The goal is to provide experience and technical skills related to Big data processing tools like Flink and Spark, in addition, to make them acquainted with the functional programming style prevalent in concurrent and parallel programming for Big data. This module will teach them to develop big data mining and machine learning solutions for massive amounts of data.
Following is a tentative schedule of the topics we plan to cover and what the assignments will focus on. More details will be added as the course progresses.
One goal of this class is to get you to be comfortable with using a wide variety of tools (most of which are listed below). You are NOT expected to learn these tools on your own; we will provide step-by-step guidance on getting started with the tools and the actual assignments will be simple.
|Date||Lecture Topics and Materials||Assignments|
|April 18||Introduction: What is Big Data. Major tools used by data scientists. Class overview
|Lab 1: Setting up the environment and getting started with Scala.|
|May 2||Spark Fundamentals I
◎ Spark Programming Guide
◎ RDD and DataFrame API Examples
◎ Spark Cluster Overview
◎ Spark Configuration, Monitoring and tuning
|Lab 2: Getting started with Spark|
|May 9||Spark Fundamentals II
|Lab 3: Spark GraphX and Spark SQL operations|
|May 23|| Spark Fundamentals II (Spark ML), SANSA – Semantic Analytics Stack
|Lab 4: Spark ML and SANSA|
|July 25||Project Presentations|
Besides tutorials and worksheets to be posted publicly at the end of the semester, there will be some projects assigned to students. The best way to learn is by doing, so these will largely be applied assignments that provide hands-on experience with the basic skills taught during the lab.
You will have to choose one out of possible proposed projects. Each project is designed for group work and recommended to be worked on in groups of 3-4 students. It’s part of the project to work in a team.

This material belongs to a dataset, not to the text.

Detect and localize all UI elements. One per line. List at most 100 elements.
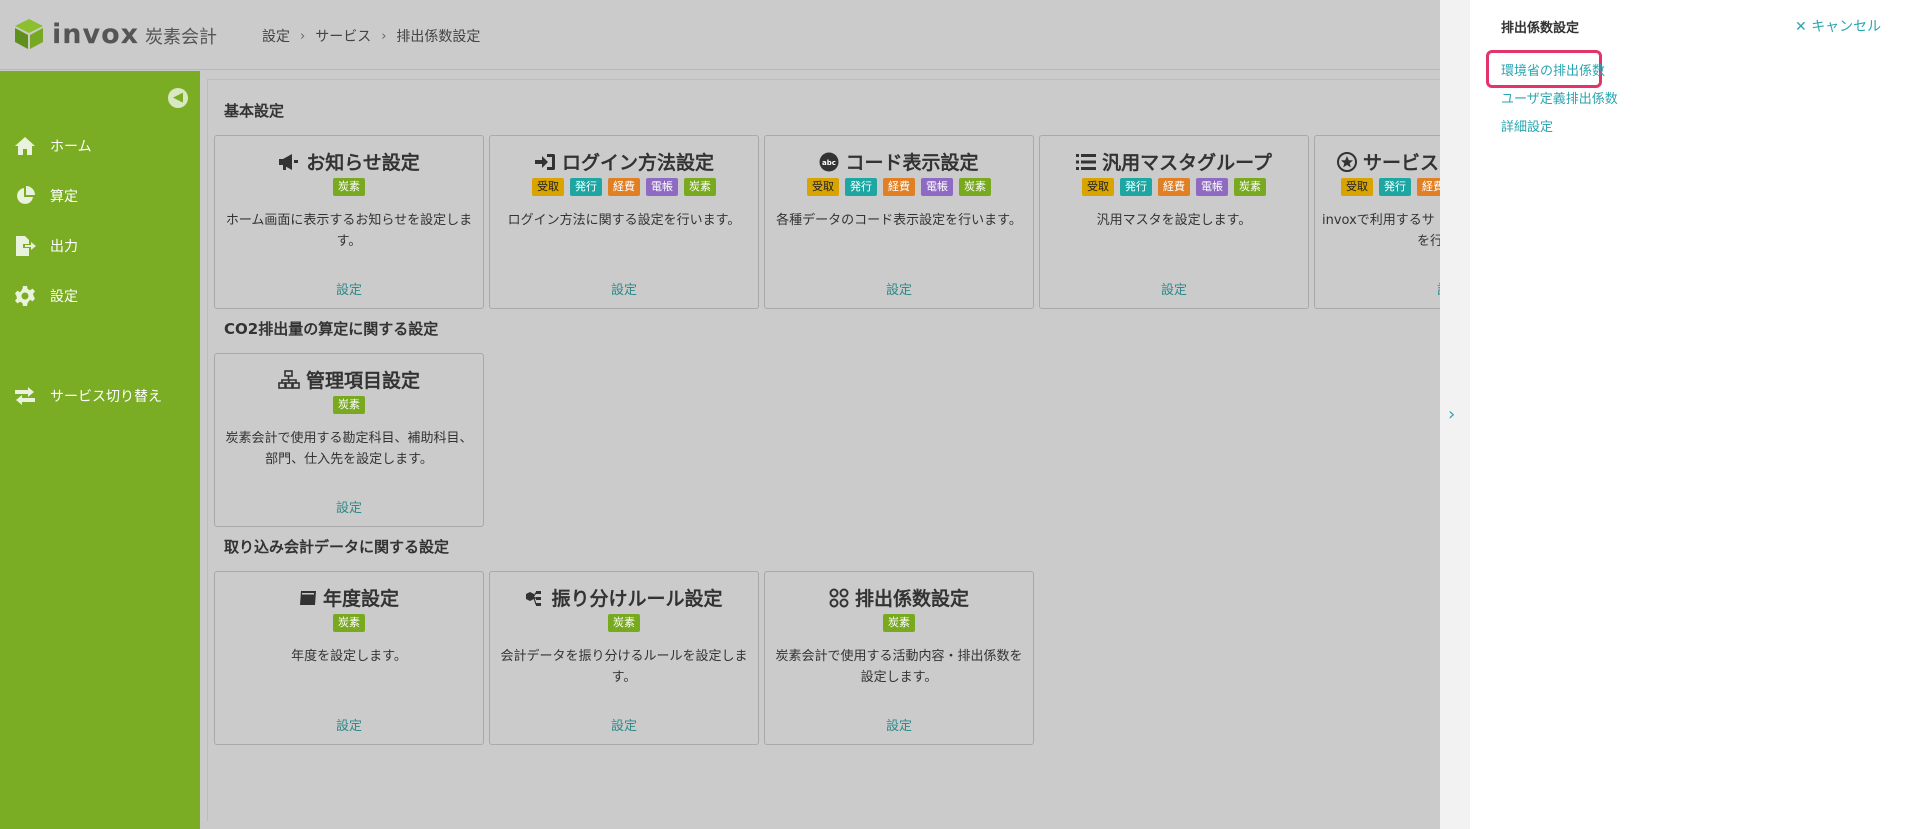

|#||Description||Submission Due Date||Presentation Date (Time)|
|1||Efficient First Order Inductive Learner on Spark||July 23||July 25 (10:00)|
|2||Efficient semantic subgroup discovery using Spark||July 23||July 25 (10:30)|
|3||SANSA-RDF : Reading more types of RDF data||July 23||July 25 (10:30)|
|4||Efficient Graph Kernels for RDF data using Spark||July 23||July 25 (11:00)|
|5||RDF2Rules using Spark framework||July 23||July 25 (11:30)|
|6||Distributed TensorLog: A Efficient Differentiable Deductive Database using Spark||July 23||July 25 (12:00)|
|7||Entity Resolution using Spark||July 23||July 25 (12:30)|
Grades for all projects will be assessed as follows:
- project and team selection, problem understanding, implementation concept, and pre-presentation (15%)
- project submission (implementation, documentation, project report) (80%)
- implementation (40%)
- project report (40%)
- motivation, documentation (20%)
- results and discussion (20%)
- due 23/07/2017 (11:59pm – no extension!!)
- submit report and code via Git repository commit
- Q&A session (5%)